Attack scenario 2: The attacker could create a plugin with a name very similar to a popular and trusted plugin (plugin squatting). Unsuspecting users might install this plugin, thinking it's the legitimate one. Once installed, the plugin could perform history sniffing, accessing and sending the user's browsing history to the attacker, revealing sensitive information.

These examples illustrate the potential risks associated with the use of unvetted third-party plugins on LLM platforms. They underscore the importance of careful security practices, including vetting of plugins and secure authentication flows.

The following attack scenarios are the interaction between plugins and LLM platforms.

Attack scenario 3: Consider a scenario where an attacker creates a malicious plugin for an LLM platform. This plugin is designed to inject harmful descriptions into the data or prompts that the user provides to the LLM. For example, the user might prompt the LLM to "Write a blog post about the benefits of exercise," but the malicious plugin alters this to "Write a blog post about the benefits of illegal drugs." This could lead to the LLM generating inappropriate or harmful content.

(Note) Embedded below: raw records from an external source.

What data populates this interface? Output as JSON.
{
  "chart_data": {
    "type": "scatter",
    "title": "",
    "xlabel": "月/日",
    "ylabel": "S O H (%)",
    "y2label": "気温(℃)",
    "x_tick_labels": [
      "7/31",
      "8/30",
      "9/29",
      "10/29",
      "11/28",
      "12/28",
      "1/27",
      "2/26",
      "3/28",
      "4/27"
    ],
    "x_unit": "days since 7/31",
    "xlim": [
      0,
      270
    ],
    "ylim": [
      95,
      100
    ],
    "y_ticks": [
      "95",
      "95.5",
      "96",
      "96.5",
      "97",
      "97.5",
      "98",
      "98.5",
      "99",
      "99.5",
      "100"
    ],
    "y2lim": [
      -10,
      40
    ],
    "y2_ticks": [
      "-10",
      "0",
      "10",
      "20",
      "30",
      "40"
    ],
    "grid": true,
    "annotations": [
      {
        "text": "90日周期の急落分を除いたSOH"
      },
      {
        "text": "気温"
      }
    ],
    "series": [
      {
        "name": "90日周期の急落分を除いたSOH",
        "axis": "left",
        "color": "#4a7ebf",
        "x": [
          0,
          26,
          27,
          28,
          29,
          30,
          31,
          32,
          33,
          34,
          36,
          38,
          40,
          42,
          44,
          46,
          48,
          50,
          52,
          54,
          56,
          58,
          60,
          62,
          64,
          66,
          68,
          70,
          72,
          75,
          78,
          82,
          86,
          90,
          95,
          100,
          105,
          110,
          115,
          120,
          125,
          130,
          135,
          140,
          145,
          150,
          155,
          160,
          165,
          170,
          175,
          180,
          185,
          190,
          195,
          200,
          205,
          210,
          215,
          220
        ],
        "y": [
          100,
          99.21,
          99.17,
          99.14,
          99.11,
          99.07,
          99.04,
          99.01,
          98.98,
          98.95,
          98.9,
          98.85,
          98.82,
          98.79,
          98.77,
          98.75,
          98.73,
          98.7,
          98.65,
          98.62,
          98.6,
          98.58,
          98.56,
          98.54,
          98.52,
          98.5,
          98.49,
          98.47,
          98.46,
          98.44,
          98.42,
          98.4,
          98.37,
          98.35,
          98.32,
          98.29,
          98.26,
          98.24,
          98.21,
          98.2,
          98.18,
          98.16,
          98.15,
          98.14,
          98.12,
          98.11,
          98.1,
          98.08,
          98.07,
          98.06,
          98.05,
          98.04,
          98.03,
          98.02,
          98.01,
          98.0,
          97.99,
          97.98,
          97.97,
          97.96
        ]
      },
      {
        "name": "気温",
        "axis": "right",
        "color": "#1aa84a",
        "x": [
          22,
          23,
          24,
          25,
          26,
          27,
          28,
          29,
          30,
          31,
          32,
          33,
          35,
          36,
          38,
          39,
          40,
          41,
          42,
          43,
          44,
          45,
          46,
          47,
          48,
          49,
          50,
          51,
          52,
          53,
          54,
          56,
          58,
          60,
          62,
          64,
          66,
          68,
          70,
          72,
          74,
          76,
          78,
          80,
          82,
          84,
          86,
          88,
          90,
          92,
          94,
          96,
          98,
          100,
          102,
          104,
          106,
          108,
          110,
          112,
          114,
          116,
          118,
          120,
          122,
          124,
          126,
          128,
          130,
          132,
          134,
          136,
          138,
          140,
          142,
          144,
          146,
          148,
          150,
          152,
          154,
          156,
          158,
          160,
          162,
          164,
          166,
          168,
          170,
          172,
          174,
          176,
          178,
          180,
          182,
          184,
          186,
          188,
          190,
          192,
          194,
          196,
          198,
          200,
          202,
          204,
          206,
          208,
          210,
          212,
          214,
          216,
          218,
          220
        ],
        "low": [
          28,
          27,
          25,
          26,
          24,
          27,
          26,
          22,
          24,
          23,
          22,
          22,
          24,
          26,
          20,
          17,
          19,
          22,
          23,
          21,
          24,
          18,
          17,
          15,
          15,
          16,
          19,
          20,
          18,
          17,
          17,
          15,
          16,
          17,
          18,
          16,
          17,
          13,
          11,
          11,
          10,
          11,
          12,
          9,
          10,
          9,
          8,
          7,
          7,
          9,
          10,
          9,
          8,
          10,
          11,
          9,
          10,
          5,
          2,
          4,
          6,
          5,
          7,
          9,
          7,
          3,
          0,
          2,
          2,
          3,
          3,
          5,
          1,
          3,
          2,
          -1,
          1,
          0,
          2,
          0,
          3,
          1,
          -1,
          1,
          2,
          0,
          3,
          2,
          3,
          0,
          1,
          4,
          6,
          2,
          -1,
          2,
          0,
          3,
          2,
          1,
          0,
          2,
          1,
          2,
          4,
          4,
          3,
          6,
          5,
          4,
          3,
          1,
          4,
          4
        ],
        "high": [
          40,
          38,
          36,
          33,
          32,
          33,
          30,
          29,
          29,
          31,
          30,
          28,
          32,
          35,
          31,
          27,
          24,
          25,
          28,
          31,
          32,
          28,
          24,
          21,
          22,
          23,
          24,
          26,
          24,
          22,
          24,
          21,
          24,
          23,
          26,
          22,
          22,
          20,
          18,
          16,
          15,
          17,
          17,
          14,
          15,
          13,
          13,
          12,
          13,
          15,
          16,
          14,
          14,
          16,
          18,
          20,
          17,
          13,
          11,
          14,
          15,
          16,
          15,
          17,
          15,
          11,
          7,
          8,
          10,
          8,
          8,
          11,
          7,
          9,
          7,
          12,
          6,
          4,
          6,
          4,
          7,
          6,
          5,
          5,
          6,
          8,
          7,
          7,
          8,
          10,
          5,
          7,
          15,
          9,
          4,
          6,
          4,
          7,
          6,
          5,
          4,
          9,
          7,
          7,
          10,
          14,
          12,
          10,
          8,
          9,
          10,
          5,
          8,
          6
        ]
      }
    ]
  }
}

Attack scenario 4: The attacker might design the plugin to divert prompts to itself. For instance, when a user prompts the LLM to "Generate a password," the plugin could intercept this prompt and generate the password itself. This would allow the attacker to gain access to the generated password, potentially compromising the user's security.

Attack scenario 5: The attacker could aim to hijack the LLM platform itself. They could do this by exploiting vulnerabilities in the platform's code or in its interaction with plugins. Once they've gained control of the platform, they could impersonate the LLM, controlling all interactions between the user and the platform. This could allow them to steal sensitive user data, generate misleading or harmful responses, or even use the platform to launch further attacks.

These examples illustrate the potential risks associated with the interaction between plugins and LLM platforms. They highlight the importance of robust security measures, including secure coding practices, rigorous vetting of plugins, and careful monitoring of platform activity.

The following scenarios are Denial-of-Service (DoS) attack.

Attack scenario 6: Let's consider a scenario where a user, or a group of users, intentionally overload a plugin service on an LLM platform with an excessive number of prompts. For instance, they might repeatedly prompt the plugin to perform a complex task, such as translating a large text document into multiple languages. If the plugin is not designed to handle such a high volume of requests, it could become overwhelmed and crash, rendering it unavailable to other users. This is an example of a Denial-of-Service (DoS) attack.

Attack scenario 7: A malicious user might exploit a vulnerability in a plugin to send it a prompt that causes it to enter an infinite loop or consume excessive resources, effectively crashing the plugin and making it unavailable for other users.

Similarly, an attacker could target the LLM platform itself with a DoS attack. For example, they might flood the platform with a large number of complex prompts, such as requests to generate lengthy and detailed narratives. If the platform is not equipped to handle such a high volume of complex requests, it could become overloaded and crash, disrupting the service for all users.

These examples illustrate how DoS attacks, a common type of cyber-attack, can also pose a threat to LLM platforms and their plugins. They highlight the importance of implementing measures to prevent such attacks, such as rate limiting, resource management, and secure coding practices.

In conclusion, the security flaws of LLM can inherit the security flaws of existing information systems, networks, and frameworks. Even considering in an ideal world where these systems are secure & safe and represent no vulnerability, the LLM models themselves can be vulnerable during the entire development cycle (data collection, training, testing, etc.) until they are into production and their use. However, there are more types of attack methods than defense tools. This remains a real challenge not only in LLM but in AI in general where there are other technical issues than security such as privacy and ethics where those are in their infancy.